GR Plach: „Die im Gemeinderat beschlossenen 2,1 Millionen Euro für Sozialprojekte sind ein wichtiges Mittel zur Stärkung des Zusammenhalts.“

„Wir setzen uns für eine solidarische Gesellschaft in Innsbruck ein, die allen Menschen die Chance auf ein gutes und selbstbestimmtes Leben ermöglicht. Da wir in der Stadt die geplanten Kürzungen nicht vollständig entschärfen können, lehnen wir von der SPÖ den Gesetzesentwurf zur Mindestsicherung der Bundesregierung vehement ab“, eröffnet GR Benjamin Plach und zeigt sich dennoch erfreut über die 2,1 Millionen Euro, die im vergangenen Gemeinderat für die langfristige Förderung von Sozialprojekten beschlossen wurden.

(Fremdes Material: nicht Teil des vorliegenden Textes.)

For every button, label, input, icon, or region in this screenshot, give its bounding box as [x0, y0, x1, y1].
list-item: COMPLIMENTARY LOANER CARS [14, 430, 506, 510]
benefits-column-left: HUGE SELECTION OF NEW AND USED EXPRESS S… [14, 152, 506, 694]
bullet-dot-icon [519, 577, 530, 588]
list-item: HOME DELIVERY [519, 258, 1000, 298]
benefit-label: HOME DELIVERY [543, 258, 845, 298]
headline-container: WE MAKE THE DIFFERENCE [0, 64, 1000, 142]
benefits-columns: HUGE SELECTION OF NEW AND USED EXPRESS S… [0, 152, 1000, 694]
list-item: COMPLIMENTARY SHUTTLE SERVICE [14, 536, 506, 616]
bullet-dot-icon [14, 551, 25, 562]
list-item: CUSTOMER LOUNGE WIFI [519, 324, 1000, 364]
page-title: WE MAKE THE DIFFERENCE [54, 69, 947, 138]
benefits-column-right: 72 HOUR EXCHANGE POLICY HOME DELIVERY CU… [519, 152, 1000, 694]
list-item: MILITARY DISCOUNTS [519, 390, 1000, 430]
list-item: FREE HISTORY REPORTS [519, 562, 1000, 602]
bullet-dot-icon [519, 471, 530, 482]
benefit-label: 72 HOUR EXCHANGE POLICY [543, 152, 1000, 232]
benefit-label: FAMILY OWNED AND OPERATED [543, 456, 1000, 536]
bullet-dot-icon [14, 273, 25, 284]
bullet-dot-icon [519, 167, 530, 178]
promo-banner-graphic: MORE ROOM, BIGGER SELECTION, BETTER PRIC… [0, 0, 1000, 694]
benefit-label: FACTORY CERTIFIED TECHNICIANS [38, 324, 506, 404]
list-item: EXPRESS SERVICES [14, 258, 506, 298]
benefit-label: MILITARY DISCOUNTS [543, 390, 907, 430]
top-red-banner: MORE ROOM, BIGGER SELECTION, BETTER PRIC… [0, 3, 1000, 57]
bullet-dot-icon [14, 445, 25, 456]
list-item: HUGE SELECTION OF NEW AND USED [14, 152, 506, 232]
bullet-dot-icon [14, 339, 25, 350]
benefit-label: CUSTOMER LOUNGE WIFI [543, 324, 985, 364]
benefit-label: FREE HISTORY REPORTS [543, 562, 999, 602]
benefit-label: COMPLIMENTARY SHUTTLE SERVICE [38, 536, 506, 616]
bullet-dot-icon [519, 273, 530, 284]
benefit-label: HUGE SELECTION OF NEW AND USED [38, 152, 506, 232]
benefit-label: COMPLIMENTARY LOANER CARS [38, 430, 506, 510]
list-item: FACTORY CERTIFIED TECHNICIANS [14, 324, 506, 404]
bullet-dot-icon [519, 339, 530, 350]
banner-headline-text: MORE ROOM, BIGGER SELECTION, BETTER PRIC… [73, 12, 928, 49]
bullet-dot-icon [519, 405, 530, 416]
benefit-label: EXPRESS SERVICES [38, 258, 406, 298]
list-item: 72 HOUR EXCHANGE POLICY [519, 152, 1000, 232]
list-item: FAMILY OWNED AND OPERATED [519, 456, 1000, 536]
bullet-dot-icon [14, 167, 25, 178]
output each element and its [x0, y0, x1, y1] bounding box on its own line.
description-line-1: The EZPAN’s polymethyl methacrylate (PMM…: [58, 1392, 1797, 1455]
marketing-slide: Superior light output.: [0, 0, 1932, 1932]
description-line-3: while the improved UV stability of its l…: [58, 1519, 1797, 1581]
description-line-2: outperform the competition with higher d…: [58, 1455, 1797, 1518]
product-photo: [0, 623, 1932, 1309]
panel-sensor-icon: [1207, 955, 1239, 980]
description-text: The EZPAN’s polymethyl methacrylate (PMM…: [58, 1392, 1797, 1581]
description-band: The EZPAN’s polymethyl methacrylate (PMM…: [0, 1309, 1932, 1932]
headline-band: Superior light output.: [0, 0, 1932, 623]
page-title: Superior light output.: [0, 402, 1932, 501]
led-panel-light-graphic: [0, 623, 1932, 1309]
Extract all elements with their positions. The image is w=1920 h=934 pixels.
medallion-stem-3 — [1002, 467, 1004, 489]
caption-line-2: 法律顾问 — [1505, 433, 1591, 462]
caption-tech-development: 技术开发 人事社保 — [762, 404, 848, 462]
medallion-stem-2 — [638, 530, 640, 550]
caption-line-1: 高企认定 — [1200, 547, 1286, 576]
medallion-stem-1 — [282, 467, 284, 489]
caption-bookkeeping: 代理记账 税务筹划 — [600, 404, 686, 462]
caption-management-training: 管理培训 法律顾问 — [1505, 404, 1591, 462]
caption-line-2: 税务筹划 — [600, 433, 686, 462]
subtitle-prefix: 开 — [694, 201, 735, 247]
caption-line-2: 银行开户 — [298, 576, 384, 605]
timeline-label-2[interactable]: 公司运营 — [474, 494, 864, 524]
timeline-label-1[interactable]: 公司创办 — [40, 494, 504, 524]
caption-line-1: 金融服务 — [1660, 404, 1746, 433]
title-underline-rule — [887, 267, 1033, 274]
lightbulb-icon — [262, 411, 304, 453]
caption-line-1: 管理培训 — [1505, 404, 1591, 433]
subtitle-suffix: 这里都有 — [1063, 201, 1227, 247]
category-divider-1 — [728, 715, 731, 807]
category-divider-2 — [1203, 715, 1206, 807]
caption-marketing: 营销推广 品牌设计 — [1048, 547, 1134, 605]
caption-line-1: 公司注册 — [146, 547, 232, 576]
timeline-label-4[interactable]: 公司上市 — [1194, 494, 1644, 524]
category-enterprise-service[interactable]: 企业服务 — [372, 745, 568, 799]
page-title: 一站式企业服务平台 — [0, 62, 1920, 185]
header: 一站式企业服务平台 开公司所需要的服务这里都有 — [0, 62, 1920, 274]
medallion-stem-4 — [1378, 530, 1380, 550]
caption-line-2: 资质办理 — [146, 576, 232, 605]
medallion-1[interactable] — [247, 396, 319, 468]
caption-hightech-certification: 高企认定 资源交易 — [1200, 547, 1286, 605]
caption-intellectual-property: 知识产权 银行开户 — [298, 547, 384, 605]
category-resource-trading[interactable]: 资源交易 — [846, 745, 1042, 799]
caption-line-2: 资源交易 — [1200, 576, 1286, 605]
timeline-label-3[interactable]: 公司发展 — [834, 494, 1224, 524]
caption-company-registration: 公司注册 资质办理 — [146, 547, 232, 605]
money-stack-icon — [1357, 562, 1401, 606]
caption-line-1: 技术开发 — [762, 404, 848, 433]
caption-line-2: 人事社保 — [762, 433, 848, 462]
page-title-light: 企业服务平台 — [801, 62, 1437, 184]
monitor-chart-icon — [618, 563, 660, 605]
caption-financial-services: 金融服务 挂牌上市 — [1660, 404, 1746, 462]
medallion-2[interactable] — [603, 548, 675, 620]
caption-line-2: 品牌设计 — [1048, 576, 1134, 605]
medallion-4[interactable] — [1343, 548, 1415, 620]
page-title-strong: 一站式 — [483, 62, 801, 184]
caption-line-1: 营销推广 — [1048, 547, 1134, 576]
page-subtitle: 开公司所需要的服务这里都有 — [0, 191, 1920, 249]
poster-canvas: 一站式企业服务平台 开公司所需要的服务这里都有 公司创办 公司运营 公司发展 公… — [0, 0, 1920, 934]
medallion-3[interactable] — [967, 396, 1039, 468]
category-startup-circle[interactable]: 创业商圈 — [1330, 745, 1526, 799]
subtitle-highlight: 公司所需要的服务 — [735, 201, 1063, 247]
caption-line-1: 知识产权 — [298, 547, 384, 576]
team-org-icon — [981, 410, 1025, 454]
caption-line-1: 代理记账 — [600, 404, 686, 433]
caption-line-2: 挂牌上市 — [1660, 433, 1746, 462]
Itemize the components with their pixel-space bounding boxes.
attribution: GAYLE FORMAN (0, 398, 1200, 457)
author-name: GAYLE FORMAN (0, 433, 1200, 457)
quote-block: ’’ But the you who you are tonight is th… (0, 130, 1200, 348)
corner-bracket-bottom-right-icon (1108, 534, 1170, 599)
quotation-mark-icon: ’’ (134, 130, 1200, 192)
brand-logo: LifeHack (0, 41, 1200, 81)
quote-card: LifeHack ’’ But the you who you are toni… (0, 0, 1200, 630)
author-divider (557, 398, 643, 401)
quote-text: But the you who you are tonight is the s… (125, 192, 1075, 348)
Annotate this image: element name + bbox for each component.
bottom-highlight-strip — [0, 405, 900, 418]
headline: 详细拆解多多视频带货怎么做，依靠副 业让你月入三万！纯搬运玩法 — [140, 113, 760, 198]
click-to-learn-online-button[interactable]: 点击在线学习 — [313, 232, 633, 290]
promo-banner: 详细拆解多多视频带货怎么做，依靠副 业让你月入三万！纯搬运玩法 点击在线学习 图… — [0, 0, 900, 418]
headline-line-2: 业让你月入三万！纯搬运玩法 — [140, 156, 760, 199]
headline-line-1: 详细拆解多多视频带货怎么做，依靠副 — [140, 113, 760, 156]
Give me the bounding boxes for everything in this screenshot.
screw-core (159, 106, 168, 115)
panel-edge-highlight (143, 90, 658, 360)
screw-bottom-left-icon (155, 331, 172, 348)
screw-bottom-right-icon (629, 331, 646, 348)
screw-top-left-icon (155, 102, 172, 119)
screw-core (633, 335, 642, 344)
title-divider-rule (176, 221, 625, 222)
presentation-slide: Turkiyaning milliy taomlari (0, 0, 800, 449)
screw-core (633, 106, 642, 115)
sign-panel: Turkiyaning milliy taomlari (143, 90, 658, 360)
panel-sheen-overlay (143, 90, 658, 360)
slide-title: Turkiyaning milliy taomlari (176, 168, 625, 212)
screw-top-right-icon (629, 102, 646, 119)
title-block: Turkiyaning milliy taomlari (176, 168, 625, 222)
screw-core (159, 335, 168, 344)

Weiters erklärt der Gemeinderat: „Durch eine Steigerung von über 300.000 Euro konnte ein zusätzliches Angebot für Obdachlose und weitere Verbesserungen realisiert werden.“

„Die Kürzungen der Bundesregierung betreffen Innsbruckerinnen und Innsbrucker, die aufgrund ihrer Betreuungspflichten für Kinder oder für pflegebedürftige Angehörige keiner Erwerbsarbeit nachgehen können. Auch geht es um Menschen, die zwar arbeiten, dafür aber nicht genug Einkommen erhalten, um ihre Familie über die Runden zu bringen“, so Plach.

„Damit das gute Zusammenleben in unserer Stadt sichergestellt wird, setzen wir uns weiterhin für Investitionen in die sozialen Bereiche ein. Der Ausbau der Stadtteilzentren ist ein gutes Beispiel dafür – dort wird laufend am Miteinander gearbeitet. Das kommt uns allen zugute“, schließt Plach ab.